The Bible is Boring

A few years ago, on my way across Harvard Yard after a Hebrew literature class, I had an interesting discussion with a friend of mine. In class we had been studying a passage of the Old Testament, and we were discussing the place of sacred texts in our lives. “I just don’t understand why people read them,” he said. “I mean, I guess if you’re religious, it’s different, maybe. But they just don’t seem very interesting.”

Why read it?

I have heard similar views from many of my friends. They know religion holds a mysterious attraction for some, but they’ve read the books, and they seem dull. What is the point? Why do people read them?

A fundamental misunderstanding between the religious and the secular mind underlies this question. In the minds of many of my secular friends, religion is a matter of convenience, entertainment, or socializing. Of course, if you are selecting from novels, or movies, or musicals, you pick the most interesting one. You might appreciate the lyricism of Shakespeare or the raw energy of Stravinsky, and you choose according to this preference.

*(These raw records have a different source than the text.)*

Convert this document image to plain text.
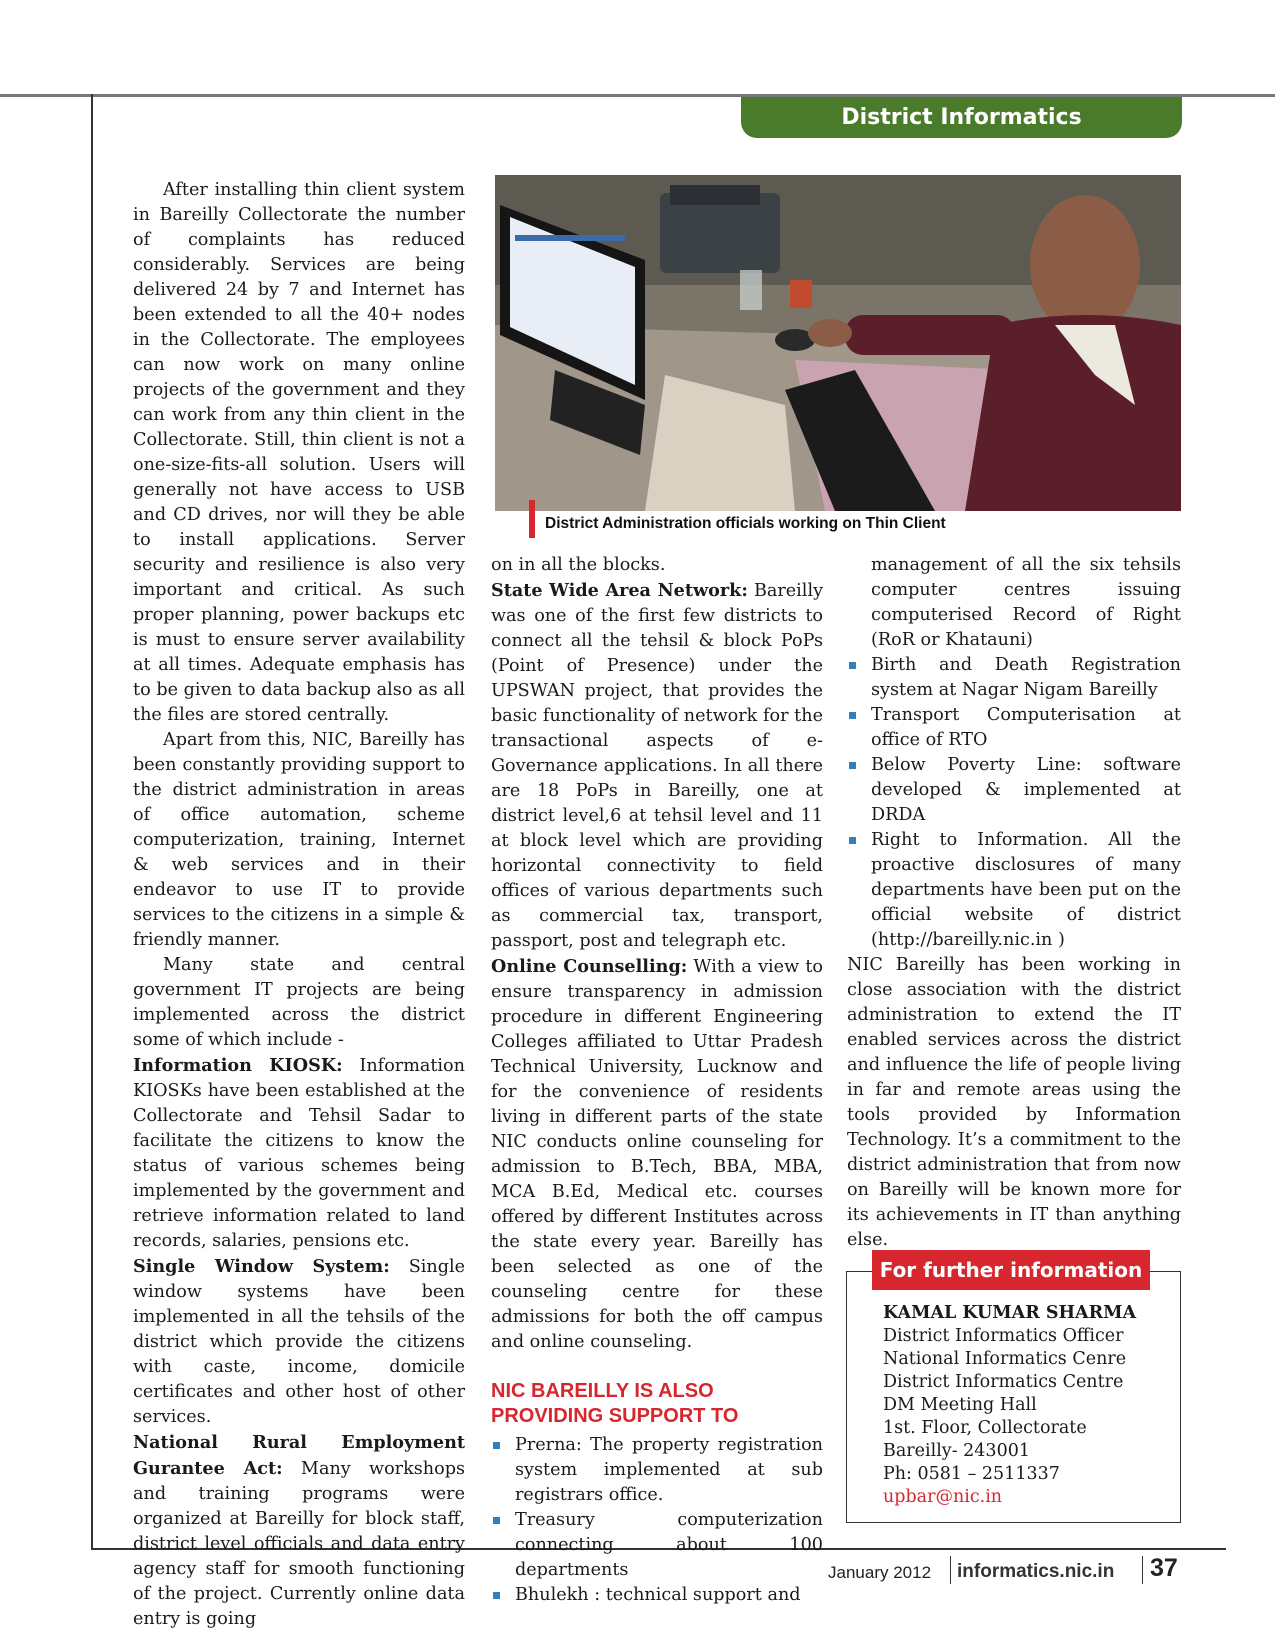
District Informatics

After installing thin client system in Bareilly Collectorate the number of complaints has reduced considerably. Services are being delivered 24 by 7 and Internet has been extended to all the 40+ nodes in the Collectorate. The employees can now work on many online projects of the government and they can work from any thin client in the Collectorate. Still, thin client is not a one-size-fits-all solution. Users will generally not have access to USB and CD drives, nor will they be able to install applications. Server security and resilience is also very important and critical. As such proper planning, power backups etc is must to ensure server availability at all times. Adequate emphasis has to be given to data backup also as all the files are stored centrally.

Apart from this, NIC, Bareilly has been constantly providing support to the district administration in areas of office automation, scheme computerization, training, Internet & web services and in their endeavor to use IT to provide services to the citizens in a simple & friendly manner.

Many state and central government IT projects are being implemented across the district some of which include -

Information KIOSK: Information KIOSKs have been established at the Collectorate and Tehsil Sadar to facilitate the citizens to know the status of various schemes being implemented by the government and retrieve information related to land records, salaries, pensions etc.

Single Window System: Single window systems have been implemented in all the tehsils of the district which provide the citizens with caste, income, domicile certificates and other host of other services.

National Rural Employment Gurantee Act: Many workshops and training programs were organized at Bareilly for block staff, district level officials and data entry agency staff for smooth functioning of the project. Currently online data entry is going

District Administration officials working on Thin Client

on in all the blocks.

State Wide Area Network: Bareilly was one of the first few districts to connect all the tehsil & block PoPs (Point of Presence) under the UPSWAN project, that provides the basic functionality of network for the transactional aspects of e-Governance applications. In all there are 18 PoPs in Bareilly, one at district level,6 at tehsil level and 11 at block level which are providing horizontal connectivity to field offices of various departments such as commercial tax, transport, passport, post and telegraph etc.

Online Counselling: With a view to ensure transparency in admission procedure in different Engineering Colleges affiliated to Uttar Pradesh Technical University, Lucknow and for the convenience of residents living in different parts of the state NIC conducts online counseling for admission to B.Tech, BBA, MBA, MCA B.Ed, Medical etc. courses offered by different Institutes across the state every year. Bareilly has been selected as one of the counseling centre for these admissions for both the off campus and online counseling.

NIC BAREILLY IS ALSO PROVIDING SUPPORT TO
Prerna: The property registration system implemented at sub registrars office.
Treasury computerization connecting about 100 departments
Bhulekh : technical support and

management of all the six tehsils computer centres issuing computerised Record of Right (RoR or Khatauni)

Birth and Death Registration system at Nagar Nigam Bareilly
Transport Computerisation at office of RTO
Below Poverty Line: software developed & implemented at DRDA
Right to Information. All the proactive disclosures of many departments have been put on the official website of district (http://bareilly.nic.in )

NIC Bareilly has been working in close association with the district administration to extend the IT enabled services across the district and influence the life of people living in far and remote areas using the tools provided by Information Technology. It’s a commitment to the district administration that from now on Bareilly will be known more for its achievements in IT than anything else.

For further information
KAMAL KUMAR SHARMA
District Informatics Officer
National Informatics Cenre
District Informatics Centre
DM Meeting Hall
1st. Floor, Collectorate
Bareilly- 243001
Ph: 0581 – 2511337
upbar@nic.in
January 2012 informatics.nic.in 37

But you wouldn’t select a biography of Shakespeare or Stravinsky based on its lyricism or its energy – at least, not unless you’d first satisfied yourself as to its reliability. Religious scriptures are not works of art – or at least, they are not merely works of art. Their function is not to entertain, but to teach, to inform, to correct. Given this, per the religious mindset, we adhere to a holy book or a set of beliefs not because we find it interesting, but because we find it trustworthy.

A monotonous myth?

This leads me to another point. Many of the very same friends who consider the Bible boring also consider it a myth. But this seems unlikely. Myths really are works of art; Homer wrote an epic, not an edict. Myths are fantastic and interesting because they were written to be entertaining. They were meant for plays and festivals, not moral codes and philosophy texts. For those, you should go to the Stoics or the Epicureans, whose writings no doubt will seem comparatively dull. The most quoted parts of Plato are not the long prescriptions in the middle of, say, The Republic, but the myth he includes at the end.

Given this, the pattern of the Christian Scriptures is not that of a myth. Take the creation story, for instance. The pagan stories are fantastical; they involve love-making, incest, death, blood, and sometimes all of these. The Hebrew creation story says, more or less, “God created A. A was good. That was day 1. God created B. B was good. That was day 2.” The man who told this was not trying to be entertaining. He was not trying to write a myth; he was trying to write a history. And while the pagan poets freely embellished, altered, and mixed their stories over the years, the Hebrew people faithfully copied every word of their accounts to the letter, with next-to-no change over thousands of years. Why? Because they did not see themselves as telling stories, but rather as setting down facts.

The Destination

Why did one of my friends find Chronicles “criminally boring?” Probably for the same reason schoolboys find history textbooks criminally boring. History textbooks are bounded by the stolid, down-to-earth, sometimes-dull considerations of fact: long lists of names and places and numbers and years that you’re not allowed to mix up to suit your fancy. This is what we find in Chronicles; it is a chronicle, a historical record. Could it be made more interesting? Doubtless. But the point is to be factual.

And this very dullness, in the end, leads us back to the question: If I don’t find this book interesting, why should I read it? Because if this book is not merely a set of stories and axioms, or a cultural relic, but rather a truthful record of where the world came from and where it is going, then you should find it interesting, the way a general finds an intelligence report interesting or a shipwrecked man finds a lifeboat interesting. Otherwise said, the Scripture is only a pathway. The path may not be particularly scenic, but who cares? It is the destination that matters.